Hands Off My Booster Club
It’s hard to think of a better example of federal overreach in the area of Title IX than the regulation of athletic booster clubs. Over the past few years, we’ve seen plenty of examples of parents being forced to leap through legal hoops to satisfy the folks in Washington. Just this morning, I read a story from Pennsylvania that made my head hurt:
In its first draft, the proposed policy raised ire from various booster club members who said policy mandates – such as annual audits of club finances by a certified public accountant – would be too costly for the fundraising clubs to bear.
To satisfy Title IX requirements, the school board and the clubs that support extracurricular events and athletics, the board asked Athletic Director Fred Barletta to meet with representatives of every district-associated booster club to craft a mutually acceptable policy.
That document, however, did not meet board desires or Title IX requirements because it lacked financial disclosures and a provision to provide the board with club bylaws and membership, Yenkevich said.
At the conclusion of Thursday’s board meeting, Yenkevich moved to approve the original version of the policy, amended to replace the professional audit with an annual financial disclosure. The policy would also require club members to be familiar with applicable state laws and to provide the district with information on club bylaws, officers and planned fundraisers.

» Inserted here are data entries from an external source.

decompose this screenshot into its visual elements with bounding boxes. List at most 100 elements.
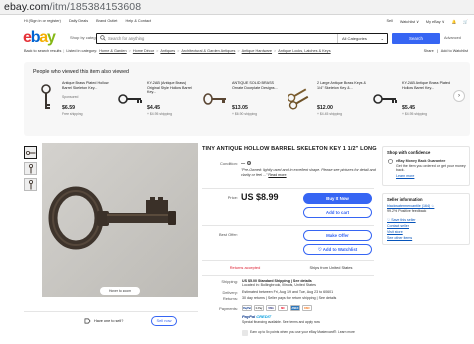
add-to-watchlist-link[interactable]: Add to Watchlist (441, 49, 468, 53)
seller-information-box: Seller information blackwatermercantile … (382, 193, 470, 245)
item-shipping: Free shipping (62, 112, 83, 116)
breadcrumb-item[interactable]: Home Décor (133, 49, 154, 53)
thumbnail-1[interactable] (24, 146, 37, 159)
also-viewed-item[interactable]: KY-2AB (Antique Brass) Original Style Ho… (118, 81, 202, 133)
search-box[interactable]: All Categories ⌄ (96, 33, 388, 44)
learn-more-link[interactable]: Learn more (396, 174, 468, 178)
read-more-link[interactable]: Read more (268, 173, 286, 177)
also-viewed-item[interactable]: ANTIQUE SOLID BRASS Ornate Doorplate Des… (203, 81, 287, 133)
breadcrumb-item[interactable]: Home & Garden (99, 49, 126, 53)
contact-seller-link[interactable]: Contact seller (387, 224, 459, 228)
skeleton-key-image (42, 143, 198, 297)
price-label: Price: (227, 195, 238, 200)
item-title[interactable]: KY-2AB (Antique Brass) Original Style Ho… (147, 81, 199, 95)
breadcrumb-item[interactable]: Antique Locks, Latches & Keys (278, 49, 330, 53)
mastercard-icon: MC (278, 305, 288, 311)
money-back-guarantee: eBay Money Back Guarantee (396, 159, 446, 163)
address-bar[interactable]: ebay.com/itm/185384153608 (0, 0, 474, 15)
main-product-image[interactable] (42, 143, 198, 297)
item-shipping: + $4.95 shipping (402, 112, 427, 116)
also-viewed-carousel: People who viewed this item also viewed … (24, 62, 470, 136)
share-link[interactable]: Share (424, 49, 434, 53)
item-title[interactable]: 2 Large Antique Brass Keys & 1/4" Skelet… (317, 81, 369, 90)
logo-letter-b: b (30, 29, 41, 46)
sponsored-label: Sponsored (62, 95, 79, 99)
money-back-description: Get the item you ordered or get your mon… (396, 164, 466, 173)
google-pay-icon: G Pay (254, 305, 264, 311)
divider (202, 225, 374, 226)
thumbnail-3[interactable] (24, 178, 37, 191)
seller-name-link[interactable]: blackwatermercantile (164) ☆ (387, 204, 459, 208)
add-to-cart-button[interactable]: Add to cart (303, 207, 372, 218)
sell-now-button[interactable]: Sell now (151, 316, 177, 326)
breadcrumb-item[interactable]: Architectural & Garden Antiques (181, 49, 235, 53)
breadcrumb-separator: | (436, 49, 438, 53)
shipping-value: US $5.00 Standard Shipping | See details… (242, 279, 376, 288)
save-seller-link[interactable]: ♡ Save this seller (387, 218, 459, 222)
thumbnail-2[interactable] (24, 162, 37, 175)
breadcrumb-separator: > (237, 49, 240, 53)
also-viewed-item[interactable]: KY-2AB Antique Brass Plated Hollow Barre… (373, 81, 457, 133)
item-price: $6.59 (62, 105, 75, 111)
shield-icon (388, 159, 393, 164)
info-icon[interactable]: i (247, 161, 252, 165)
buy-it-now-button[interactable]: Buy It Now (303, 193, 372, 204)
breadcrumb: Back to search results | Listed in categ… (24, 49, 331, 53)
shipping-label: Shipping: (221, 279, 238, 284)
paypal-credit-logo: PayPal CREDIT (242, 314, 271, 319)
also-viewed-item[interactable]: Antique Brass Plated Hollow Barrel Skele… (33, 81, 117, 133)
sign-in-link[interactable]: Hi (Sign in or register) (24, 19, 61, 23)
my-ebay-link[interactable]: My eBay ∨ (426, 19, 445, 24)
earn-points-text[interactable]: Earn up to 5x points when you use your e… (250, 330, 380, 334)
item-title[interactable]: ANTIQUE SOLID BRASS Ornate Doorplate Des… (232, 81, 284, 90)
breadcrumb-separator: > (177, 49, 180, 53)
divider (202, 188, 374, 189)
daily-deals-link[interactable]: Daily Deals (69, 19, 88, 23)
url-path: /itm/185384153608 (49, 1, 142, 13)
ebay-logo[interactable]: ebay (23, 29, 67, 47)
watchlist-link[interactable]: Watchlist ∨ (400, 19, 419, 24)
breadcrumb-separator: > (274, 49, 277, 53)
hover-to-zoom-hint: Hover to zoom (100, 287, 140, 295)
key-thumbnail-icon (28, 179, 33, 189)
paypal-credit-word: PayPal (242, 314, 256, 319)
also-viewed-item[interactable]: 2 Large Antique Brass Keys & 1/4" Skelet… (288, 81, 372, 133)
item-shipping: + $4.95 shipping (147, 112, 172, 116)
advanced-search-link[interactable]: Advanced (444, 36, 461, 40)
breadcrumb-item[interactable]: Antique Hardware (242, 49, 272, 53)
search-icon (100, 35, 106, 41)
delivery-value: Estimated between Fri, Aug 19 and Tue, A… (242, 290, 334, 294)
item-title[interactable]: KY-2AB Antique Brass Plated Hollow Barre… (402, 81, 454, 90)
make-offer-button[interactable]: Make Offer (303, 230, 372, 241)
carousel-next-arrow-icon[interactable]: › (453, 90, 465, 102)
discover-icon: DISC (302, 305, 312, 311)
help-contact-link[interactable]: Help & Contact (125, 19, 151, 23)
key-thumbnail-icon (373, 81, 399, 117)
back-to-results-link[interactable]: Back to search results (24, 49, 61, 53)
best-offer-label: Best Offer: (218, 232, 238, 237)
search-input[interactable] (108, 35, 328, 42)
visit-store-link[interactable]: Visit store (387, 230, 459, 234)
sell-link[interactable]: Sell (386, 19, 392, 24)
search-button[interactable]: Search (392, 33, 440, 44)
category-select[interactable]: All Categories ⌄ (337, 34, 387, 43)
add-to-watchlist-button[interactable]: ♡ Add to Watchlist (303, 244, 372, 255)
shop-with-confidence-box: Shop with confidence eBay Money Back Gua… (382, 146, 470, 186)
special-financing-text[interactable]: Special financing available. See terms a… (242, 320, 320, 324)
confidence-header: Shop with confidence (387, 150, 431, 155)
breadcrumb-separator: > (156, 49, 159, 53)
cart-icon[interactable]: 🛒 (463, 19, 468, 24)
amex-icon: AMEX (290, 305, 300, 311)
key-thumbnail-icon (33, 81, 59, 117)
brand-outlet-link[interactable]: Brand Outlet (96, 19, 117, 23)
item-title[interactable]: Antique Brass Plated Hollow Barrel Skele… (62, 81, 114, 90)
item-title: TINY ANTIQUE HOLLOW BARREL SKELETON KEY … (202, 146, 377, 152)
notification-bell-icon[interactable]: 🔔 (452, 19, 457, 24)
url-text[interactable]: ebay.com/itm/185384153608 (4, 1, 141, 13)
breadcrumb-item[interactable]: Antiques (160, 49, 175, 53)
visa-icon: VISA (266, 305, 276, 311)
see-other-items-link[interactable]: See other items (387, 236, 459, 240)
seller-feedback: 99.2% Positive feedback (387, 209, 427, 213)
key-thumbnail-icon (25, 150, 35, 155)
item-price: $4.45 (147, 105, 160, 111)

This is just the sort of nonsense that ought to be stopped right now. Say you’re a parent who just wants to help raise money for your kid’s athletic team. Now, instead of spending your time raising money through bake sales and such, you have to worry about hiring accountants and drawing up bylaws for your organization. While garbage like this might make sense in Washington, it doesn’t make a heck of a lot of sense once you get out into the real world.